Sa vidéo de 27 minutes, filmée dans un caravanserai historique, la montre dans une robe sans manches, les cheveux au vent, chantant avec passion. Elle qualifie cette performance d’“imaginaire”, une invitation à rêver d’un Iran différent, où la liberté d’expression et les droits des femmes ne seraient pas des illusions. Dans sa légende, elle écrit : “C’est un droit que je ne pouvais ignorer : chanter pour cette terre que j’aime passionnément.”
Un lieu chargé de symboles
Le choix du caravanserai comme décor de son concert n’est pas anodin. Ces anciens relais situés sur la Route de la Soie symbolisent l’échange, la liberté de voyager et la rencontre des cultures. Parastoo Ahmady a voulu en faire un lieu où “l’histoire et les mythes se croisent”, transformant cet espace en un manifeste silencieux contre les contraintes sociales et culturelles.
Une répression sous de nouveaux visages
Suite à la diffusion de sa performance, Parastoo Ahmady a été arrêtée, sans que les charges retenues contre elle ne soient précisées. La justice iranienne a confirmé avoir ouvert une enquête, mais la chanteuse a été libérée après un entretien avec les autorités. Cependant, selon des organisations de défense des droits humains, deux des musiciens qui l’accompagnaient auraient également été arrêtés.

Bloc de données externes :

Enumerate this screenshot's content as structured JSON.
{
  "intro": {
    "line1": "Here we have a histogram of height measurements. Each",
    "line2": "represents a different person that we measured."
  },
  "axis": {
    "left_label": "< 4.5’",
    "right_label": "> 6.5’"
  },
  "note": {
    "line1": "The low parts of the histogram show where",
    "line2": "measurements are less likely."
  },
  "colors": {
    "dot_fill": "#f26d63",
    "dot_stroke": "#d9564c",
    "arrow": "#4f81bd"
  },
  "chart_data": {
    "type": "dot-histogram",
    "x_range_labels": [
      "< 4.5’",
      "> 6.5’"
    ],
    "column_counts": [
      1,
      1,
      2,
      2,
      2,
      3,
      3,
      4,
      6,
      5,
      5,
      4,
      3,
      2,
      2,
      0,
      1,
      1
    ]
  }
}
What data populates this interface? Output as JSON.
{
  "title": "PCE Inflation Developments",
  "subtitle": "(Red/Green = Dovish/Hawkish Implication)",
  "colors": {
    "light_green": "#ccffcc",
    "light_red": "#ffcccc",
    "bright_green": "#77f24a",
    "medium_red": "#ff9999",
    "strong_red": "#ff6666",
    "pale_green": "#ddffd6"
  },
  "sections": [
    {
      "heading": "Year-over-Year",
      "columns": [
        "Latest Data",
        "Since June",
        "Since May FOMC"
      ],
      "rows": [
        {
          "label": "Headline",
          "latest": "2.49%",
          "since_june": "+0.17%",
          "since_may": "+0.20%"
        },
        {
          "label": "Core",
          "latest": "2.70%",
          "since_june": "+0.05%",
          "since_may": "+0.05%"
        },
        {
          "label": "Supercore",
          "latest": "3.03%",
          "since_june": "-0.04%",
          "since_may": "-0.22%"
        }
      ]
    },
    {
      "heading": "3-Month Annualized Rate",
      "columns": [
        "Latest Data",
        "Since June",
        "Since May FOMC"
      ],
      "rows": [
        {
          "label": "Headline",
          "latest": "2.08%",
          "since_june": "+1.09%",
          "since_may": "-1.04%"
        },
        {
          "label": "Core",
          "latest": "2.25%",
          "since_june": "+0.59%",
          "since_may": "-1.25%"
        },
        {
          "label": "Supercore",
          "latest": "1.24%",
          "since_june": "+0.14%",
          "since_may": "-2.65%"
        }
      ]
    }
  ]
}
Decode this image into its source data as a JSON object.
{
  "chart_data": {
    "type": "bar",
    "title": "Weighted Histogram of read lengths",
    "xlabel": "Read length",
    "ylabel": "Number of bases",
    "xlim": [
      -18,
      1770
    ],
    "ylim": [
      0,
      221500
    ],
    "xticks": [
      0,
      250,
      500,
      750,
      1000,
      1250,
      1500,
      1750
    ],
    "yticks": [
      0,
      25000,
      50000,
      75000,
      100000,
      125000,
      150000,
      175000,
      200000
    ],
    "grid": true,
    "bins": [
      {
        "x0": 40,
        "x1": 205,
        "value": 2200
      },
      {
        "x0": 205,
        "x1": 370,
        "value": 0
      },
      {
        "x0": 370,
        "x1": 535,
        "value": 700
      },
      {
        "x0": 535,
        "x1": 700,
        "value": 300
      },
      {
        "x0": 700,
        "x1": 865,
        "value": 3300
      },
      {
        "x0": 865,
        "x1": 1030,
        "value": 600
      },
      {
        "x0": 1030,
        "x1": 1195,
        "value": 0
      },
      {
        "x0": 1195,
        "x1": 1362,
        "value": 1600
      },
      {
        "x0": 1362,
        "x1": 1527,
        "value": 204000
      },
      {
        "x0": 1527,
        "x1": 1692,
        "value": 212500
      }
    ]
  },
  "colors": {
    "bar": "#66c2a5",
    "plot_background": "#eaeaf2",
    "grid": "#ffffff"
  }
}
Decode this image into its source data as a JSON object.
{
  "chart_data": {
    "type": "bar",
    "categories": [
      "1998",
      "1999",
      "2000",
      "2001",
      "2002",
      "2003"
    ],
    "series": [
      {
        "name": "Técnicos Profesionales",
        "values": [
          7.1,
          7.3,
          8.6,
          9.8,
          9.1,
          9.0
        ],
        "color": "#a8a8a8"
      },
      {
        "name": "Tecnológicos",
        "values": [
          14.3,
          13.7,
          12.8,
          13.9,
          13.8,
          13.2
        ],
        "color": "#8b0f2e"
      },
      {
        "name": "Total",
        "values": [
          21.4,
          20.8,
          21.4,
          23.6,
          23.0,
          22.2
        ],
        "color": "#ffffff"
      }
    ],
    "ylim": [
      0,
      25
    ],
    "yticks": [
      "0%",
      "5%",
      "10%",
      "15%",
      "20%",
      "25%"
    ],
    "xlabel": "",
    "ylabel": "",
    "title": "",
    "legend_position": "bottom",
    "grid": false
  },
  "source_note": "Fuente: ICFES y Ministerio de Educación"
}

Cette affaire intervient dans un contexte où les lois sur le hijab ont été récemment durcies. Le “Hijab and Chastity Law”, adoptée en septembre, impose des sanctions encore plus sévères, y compris des amendes, des interdictions de voyage et des peines de prison. Ces mesures s’appliquent également aux contenus diffusés en ligne, étendant la répression aux espaces numériques.
Héritage de Mahsa Amini
Le combat autour du hijab a pris une dimension tragique et internationale après la mort de Mahsa Amini en 2022. Arrêtée pour un voile mal ajusté, cette jeune femme de 22 ans est décédée en détention, déclenchant une vague de colère à travers tout le pays. Son nom est depuis devenu un symbole de résistance, particulièrement pour les femmes iraniennes qui continuent de braver les interdits, parfois au péril de leur vie.
Les manifestations qui ont suivi sa mort ont mis en lumière le fossé grandissant entre une jeunesse avide de liberté et un régime cherchant à imposer une conformité stricte. Malgré un président réformiste, Masoud Pezeshkian, les lois restent implacables, même si les méthodes de répression se transforment.
L’art comme vecteur de résistance
Dans ce climat oppressant, le geste de Parastoo Ahmady s’inscrit dans une longue tradition où l’art devient un moyen d’expression et de protestation. Son chant, bien plus qu’une simple performance, est une déclaration : le droit à la création artistique, à la liberté d’expression et à l’existence en dehors des carcans imposés.
Son acte de défiance rappelle que même sous le poids des lois, des sanctions et de la peur, l’aspiration à la liberté reste inébranlable. Chaque note qu’elle a chantée, chaque image de cette vidéo partagée, est un écho des voix d’innombrables femmes iraniennes, déterminées à faire entendre leurs droits, même au prix de leur sécurité.
Une société à un tournant
L’histoire de Parastoo Ahmady illustre une fracture profonde dans la société iranienne. Alors que le gouvernement intensifie la surveillance et les sanctions, de plus en plus de femmes et d’artistes refusent de plier. Le combat pour la liberté, porté par des figures comme Ahmady, montre que la répression peut retarder, mais jamais éteindre, l’élan vers le changement.
À travers cette arrestation, c’est une voix que le régime a cherché à faire taire. Mais dans un monde connecté, son chant résonne bien au-delà des frontières iraniennes, rappelant à tous que l’art, même sous la contrainte, reste l’ultime refuge de la liberté.